Updated

A foul-mouthed parrot may provide key evidence in the murder trial of a Michigan woman accused of killing her husband more than a year ago.

Glenna Duram, 48, was charged Thursday with first-degree murder in the death of Martin Duram, who was found shot five times in May 2015 at their home in Sand Lake. Glenna was found lying next to Martin with a gunshot wound to her head.

Martin’s family claims the couple’s pet parrot, Bud, likely witnessed the murder after the bird was heard saying “Don’t f------ shoot” in a video taken shortly after Duram’s death, WOOD reported.

The prosecutor told WOOD he hasn’t ruled out using the winged witness on the stand as evidence.

“That bird picks up everything and anything, and it’s got the filthiest mouth around,” Duram’s mom, Lillian Duram, told the station.

According to police, Glenna maintains her innocence saying “I know for a fact I didn’t kill my husband.”

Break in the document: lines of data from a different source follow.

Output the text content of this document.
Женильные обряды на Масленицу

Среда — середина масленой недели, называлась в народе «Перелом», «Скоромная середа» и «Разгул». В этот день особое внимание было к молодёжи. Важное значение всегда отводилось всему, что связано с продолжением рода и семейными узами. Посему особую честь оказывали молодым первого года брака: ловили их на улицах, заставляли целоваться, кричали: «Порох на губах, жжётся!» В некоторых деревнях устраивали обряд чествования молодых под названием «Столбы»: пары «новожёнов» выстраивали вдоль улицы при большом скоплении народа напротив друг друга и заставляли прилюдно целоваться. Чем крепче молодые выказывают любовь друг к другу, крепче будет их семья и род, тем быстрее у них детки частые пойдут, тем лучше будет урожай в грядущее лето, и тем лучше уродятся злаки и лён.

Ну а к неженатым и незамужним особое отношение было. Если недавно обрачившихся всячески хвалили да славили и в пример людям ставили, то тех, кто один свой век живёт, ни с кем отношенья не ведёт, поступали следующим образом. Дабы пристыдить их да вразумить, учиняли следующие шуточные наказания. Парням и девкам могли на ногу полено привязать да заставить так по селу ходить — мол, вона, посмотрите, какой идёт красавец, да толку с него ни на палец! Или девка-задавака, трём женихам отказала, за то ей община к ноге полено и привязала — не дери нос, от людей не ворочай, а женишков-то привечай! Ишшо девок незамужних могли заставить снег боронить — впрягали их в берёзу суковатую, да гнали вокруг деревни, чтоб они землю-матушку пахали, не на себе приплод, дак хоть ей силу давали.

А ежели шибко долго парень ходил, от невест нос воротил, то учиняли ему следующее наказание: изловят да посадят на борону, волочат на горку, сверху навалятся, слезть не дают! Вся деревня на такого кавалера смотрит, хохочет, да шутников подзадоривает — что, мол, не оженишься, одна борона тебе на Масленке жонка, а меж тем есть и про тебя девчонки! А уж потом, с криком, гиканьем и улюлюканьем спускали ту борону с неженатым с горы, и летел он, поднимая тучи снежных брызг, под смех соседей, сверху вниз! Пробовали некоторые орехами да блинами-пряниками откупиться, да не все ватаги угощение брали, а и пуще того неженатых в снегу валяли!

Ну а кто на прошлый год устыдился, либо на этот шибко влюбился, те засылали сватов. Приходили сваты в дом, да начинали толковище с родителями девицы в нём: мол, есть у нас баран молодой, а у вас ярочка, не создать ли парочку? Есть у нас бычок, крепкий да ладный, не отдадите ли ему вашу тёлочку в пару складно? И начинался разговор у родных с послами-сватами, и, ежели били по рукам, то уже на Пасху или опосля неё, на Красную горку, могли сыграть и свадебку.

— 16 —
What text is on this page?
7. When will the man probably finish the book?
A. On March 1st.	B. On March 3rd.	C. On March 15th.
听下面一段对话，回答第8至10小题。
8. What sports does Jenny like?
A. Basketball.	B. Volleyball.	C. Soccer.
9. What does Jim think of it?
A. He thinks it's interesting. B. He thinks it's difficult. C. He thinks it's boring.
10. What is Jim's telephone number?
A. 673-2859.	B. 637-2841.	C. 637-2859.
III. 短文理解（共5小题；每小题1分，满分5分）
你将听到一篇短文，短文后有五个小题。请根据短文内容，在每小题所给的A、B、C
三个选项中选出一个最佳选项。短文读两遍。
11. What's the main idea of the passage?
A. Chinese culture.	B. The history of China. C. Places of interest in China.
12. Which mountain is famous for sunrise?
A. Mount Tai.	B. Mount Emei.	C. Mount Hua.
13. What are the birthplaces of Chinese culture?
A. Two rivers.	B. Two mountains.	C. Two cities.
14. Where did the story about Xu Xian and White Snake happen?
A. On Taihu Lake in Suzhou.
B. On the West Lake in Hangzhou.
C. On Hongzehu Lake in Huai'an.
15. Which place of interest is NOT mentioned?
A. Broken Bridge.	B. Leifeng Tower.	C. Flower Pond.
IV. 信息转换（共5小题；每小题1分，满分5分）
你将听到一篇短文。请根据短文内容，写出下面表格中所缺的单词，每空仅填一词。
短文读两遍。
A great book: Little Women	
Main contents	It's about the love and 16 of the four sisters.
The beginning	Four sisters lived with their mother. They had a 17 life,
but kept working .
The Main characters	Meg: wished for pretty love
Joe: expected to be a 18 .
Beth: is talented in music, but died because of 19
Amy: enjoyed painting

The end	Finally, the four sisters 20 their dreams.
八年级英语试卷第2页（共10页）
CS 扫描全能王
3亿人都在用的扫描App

But investigators suspect a murder-suicide plot gone awry. Glenna allegedly wrote three suicide notes and the couple had financial problems, according to police records. One of the alleged suicide notes, left for one of her children, apologized for being “a disappointment to you these last 12 yrs or so.” The note asks the reader to “Please forgive me.”

"No matter what happens I lose, I lost a son and I’m gonna lose a daughter-in-law," Martin’s father Charles Duram told Fox 17. "But when I wake up in the morning my wife ain’t crying and asking for justice, I can live with that."